Getting started

Architecture overview

The full edge-function data flow: SDK to ingest to scores to issues to alerts to delivery.


Flusterduck runs entirely on edge functions. The browser SDK collects behavioral signals, sends them to an ingestion endpoint, and a server-side pipeline turns raw events into scores, issues, and alerts. Your frontend never talks to the database.

This page maps the full data flow for teams doing compliance reviews, integration planning, or just wanting to know where their data goes.

The pipeline

Every piece of friction data moves through five stages:

  1. SDK collects behavioral signals in the browser
  2. ingest validates, deduplicates, and stores events
  3. compute-scores calculates per-page confusion scores
  4. process-issues clusters signals into UX issues
  5. process-alerts evaluates alert rules and queues notifications

After alerts fire, two delivery paths carry notifications out: the webhooks function delivers signed HTTP payloads to your endpoints, and the slack function handles slash commands and interactive buttons.

A sixth function, deploy-correlation, sits outside the main pipeline. It records deploys and captures before/after confusion snapshots so the engine can verify whether a fix worked.

How data enters

The SDK batches behavioral events and POSTs them to the ingest edge function. Each batch contains a session ID, the publishable key (fd_pub_), the current URL, viewport dimensions, and up to 250 events.
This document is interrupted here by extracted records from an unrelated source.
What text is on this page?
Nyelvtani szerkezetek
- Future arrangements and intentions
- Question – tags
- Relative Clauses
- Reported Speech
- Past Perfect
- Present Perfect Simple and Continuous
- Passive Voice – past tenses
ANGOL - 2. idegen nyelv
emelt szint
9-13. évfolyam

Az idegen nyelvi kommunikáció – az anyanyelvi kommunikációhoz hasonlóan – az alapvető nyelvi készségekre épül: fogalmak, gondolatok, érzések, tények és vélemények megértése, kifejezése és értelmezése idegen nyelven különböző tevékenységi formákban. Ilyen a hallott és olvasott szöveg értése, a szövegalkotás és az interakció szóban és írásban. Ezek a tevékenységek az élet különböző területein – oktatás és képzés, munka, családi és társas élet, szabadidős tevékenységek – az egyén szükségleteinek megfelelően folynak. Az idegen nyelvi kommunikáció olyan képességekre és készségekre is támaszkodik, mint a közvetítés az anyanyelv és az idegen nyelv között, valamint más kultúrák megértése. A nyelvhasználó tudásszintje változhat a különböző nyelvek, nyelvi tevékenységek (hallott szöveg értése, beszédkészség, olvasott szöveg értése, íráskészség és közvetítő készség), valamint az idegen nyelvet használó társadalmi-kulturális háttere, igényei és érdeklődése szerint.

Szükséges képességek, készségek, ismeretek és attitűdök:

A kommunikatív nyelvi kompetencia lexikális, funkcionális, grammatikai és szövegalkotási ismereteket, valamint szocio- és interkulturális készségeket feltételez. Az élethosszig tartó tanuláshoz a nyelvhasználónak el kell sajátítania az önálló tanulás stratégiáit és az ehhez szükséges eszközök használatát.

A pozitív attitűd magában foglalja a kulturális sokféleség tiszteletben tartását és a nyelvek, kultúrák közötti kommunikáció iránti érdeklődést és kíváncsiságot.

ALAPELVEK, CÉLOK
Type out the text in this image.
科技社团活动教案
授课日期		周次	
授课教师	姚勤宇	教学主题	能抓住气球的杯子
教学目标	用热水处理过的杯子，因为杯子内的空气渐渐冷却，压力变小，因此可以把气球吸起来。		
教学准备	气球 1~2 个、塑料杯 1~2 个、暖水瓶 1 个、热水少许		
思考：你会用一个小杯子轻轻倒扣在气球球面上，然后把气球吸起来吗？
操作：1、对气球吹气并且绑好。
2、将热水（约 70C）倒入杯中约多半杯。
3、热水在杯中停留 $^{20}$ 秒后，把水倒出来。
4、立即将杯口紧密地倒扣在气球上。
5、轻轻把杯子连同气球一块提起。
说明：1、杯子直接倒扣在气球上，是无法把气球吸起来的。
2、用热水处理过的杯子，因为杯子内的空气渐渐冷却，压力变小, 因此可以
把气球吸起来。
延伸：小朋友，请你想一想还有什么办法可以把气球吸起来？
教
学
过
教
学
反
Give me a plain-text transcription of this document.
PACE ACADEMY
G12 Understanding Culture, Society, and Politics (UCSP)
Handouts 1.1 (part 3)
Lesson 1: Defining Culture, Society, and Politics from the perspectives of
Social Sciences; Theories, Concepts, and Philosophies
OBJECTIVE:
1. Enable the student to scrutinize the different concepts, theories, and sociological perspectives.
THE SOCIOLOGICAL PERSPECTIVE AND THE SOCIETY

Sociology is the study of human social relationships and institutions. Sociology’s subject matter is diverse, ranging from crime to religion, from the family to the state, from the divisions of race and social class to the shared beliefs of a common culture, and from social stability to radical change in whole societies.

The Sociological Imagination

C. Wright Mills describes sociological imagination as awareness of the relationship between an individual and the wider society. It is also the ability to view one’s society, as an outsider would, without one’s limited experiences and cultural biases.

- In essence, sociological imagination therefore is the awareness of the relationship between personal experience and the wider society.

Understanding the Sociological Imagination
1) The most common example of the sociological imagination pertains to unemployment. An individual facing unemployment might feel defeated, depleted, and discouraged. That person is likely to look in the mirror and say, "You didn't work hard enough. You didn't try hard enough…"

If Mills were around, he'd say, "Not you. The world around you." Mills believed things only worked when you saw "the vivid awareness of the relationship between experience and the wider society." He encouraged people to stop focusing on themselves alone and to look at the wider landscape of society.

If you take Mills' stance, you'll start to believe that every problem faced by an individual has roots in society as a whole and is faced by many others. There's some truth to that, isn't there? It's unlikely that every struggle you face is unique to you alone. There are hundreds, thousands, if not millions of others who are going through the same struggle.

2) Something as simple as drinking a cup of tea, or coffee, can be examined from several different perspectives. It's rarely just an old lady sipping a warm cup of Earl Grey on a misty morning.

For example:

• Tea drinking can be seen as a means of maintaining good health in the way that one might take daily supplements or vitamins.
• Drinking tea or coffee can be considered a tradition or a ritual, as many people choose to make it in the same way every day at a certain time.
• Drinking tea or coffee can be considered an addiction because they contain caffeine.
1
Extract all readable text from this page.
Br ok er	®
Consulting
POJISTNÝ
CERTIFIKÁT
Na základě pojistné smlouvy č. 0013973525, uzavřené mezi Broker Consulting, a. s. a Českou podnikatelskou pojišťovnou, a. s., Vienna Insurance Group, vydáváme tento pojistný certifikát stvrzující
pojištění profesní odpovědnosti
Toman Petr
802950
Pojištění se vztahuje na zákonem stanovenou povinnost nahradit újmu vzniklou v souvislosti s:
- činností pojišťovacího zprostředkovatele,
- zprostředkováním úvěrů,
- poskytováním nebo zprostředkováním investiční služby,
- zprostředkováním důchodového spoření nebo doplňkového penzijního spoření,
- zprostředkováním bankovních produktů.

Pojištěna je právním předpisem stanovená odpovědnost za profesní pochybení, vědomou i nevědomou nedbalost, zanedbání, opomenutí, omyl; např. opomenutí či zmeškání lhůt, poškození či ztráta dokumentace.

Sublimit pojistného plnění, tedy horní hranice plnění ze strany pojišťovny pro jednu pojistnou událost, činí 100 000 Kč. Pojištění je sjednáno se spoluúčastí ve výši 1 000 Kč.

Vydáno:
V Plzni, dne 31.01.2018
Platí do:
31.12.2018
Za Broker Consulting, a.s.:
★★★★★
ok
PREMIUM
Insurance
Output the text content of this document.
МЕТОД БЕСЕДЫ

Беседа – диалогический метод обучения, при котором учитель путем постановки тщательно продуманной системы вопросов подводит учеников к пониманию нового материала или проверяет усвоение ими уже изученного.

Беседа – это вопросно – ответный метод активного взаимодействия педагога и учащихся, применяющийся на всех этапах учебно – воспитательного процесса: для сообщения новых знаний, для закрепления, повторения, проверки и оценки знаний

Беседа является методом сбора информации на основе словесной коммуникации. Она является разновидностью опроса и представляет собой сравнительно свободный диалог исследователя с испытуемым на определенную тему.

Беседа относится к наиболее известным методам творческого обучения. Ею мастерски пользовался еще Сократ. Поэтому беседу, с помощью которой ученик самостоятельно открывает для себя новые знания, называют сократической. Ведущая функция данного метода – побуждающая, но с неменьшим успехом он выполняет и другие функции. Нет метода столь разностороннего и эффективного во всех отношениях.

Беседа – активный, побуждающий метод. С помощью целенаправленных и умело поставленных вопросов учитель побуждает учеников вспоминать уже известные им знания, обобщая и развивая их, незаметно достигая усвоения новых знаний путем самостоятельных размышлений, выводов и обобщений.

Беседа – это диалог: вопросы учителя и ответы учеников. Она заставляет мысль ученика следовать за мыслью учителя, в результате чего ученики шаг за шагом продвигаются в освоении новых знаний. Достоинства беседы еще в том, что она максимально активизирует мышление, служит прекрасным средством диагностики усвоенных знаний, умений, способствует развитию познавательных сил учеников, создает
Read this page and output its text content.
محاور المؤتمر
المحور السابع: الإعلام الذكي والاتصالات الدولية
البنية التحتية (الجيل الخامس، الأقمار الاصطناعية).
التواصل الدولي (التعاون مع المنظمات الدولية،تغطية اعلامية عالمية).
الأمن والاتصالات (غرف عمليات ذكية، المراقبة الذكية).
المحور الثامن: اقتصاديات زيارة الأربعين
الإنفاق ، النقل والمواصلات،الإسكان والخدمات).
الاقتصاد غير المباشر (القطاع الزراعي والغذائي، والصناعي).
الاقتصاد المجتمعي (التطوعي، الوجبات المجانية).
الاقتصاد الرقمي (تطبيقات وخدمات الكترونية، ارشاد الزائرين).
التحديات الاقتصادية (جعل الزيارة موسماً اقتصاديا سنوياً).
// What the SDK sends (simplified)
{
  sid: "session-uuid",
  key: "fd_pub_xxxxxxxxxxxx",
  url: "https://yourapp.com/checkout",
  ts: 1719014400000,
  events: [
    { type: "signal", signal_type: "dead_click", element: "button.submit", ts: 1719014399800 },
    { type: "signal", signal_type: "rage_click", element: "button.submit", ts: 1719014399950 }
  ]
}

The SDK runs client-side only. It attaches listeners for clicks, scroll, keyboard, touch, form focus/blur, navigation, and errors. It doesn't attach listeners that would capture keystrokes, form values, or page text. That constraint is enforced at the code level.

ingest

The first edge function in the chain. It does six things, in order:

  1. Validates the fd_pub_ key against the api_keys table using HMAC-SHA256 lookup
  2. Enforces rate limits (10,000 requests per minute per publishable key)
  3. Checks session limits against the org's billing plan
  4. Upserts the session record with device type, browser, country, and screen bucket
  5. Normalizes each event, hashes the IP address, generates a dedupe key, strips sensitive fields, and inserts into the events table
  6. Extracts typed signals from events, assigns weights from the signal registry, and inserts into the signals table

IP addresses are hashed with SHA-256 plus IP_HASH_SALT and truncated to 32 hex characters before storage. The raw IP never hits the database.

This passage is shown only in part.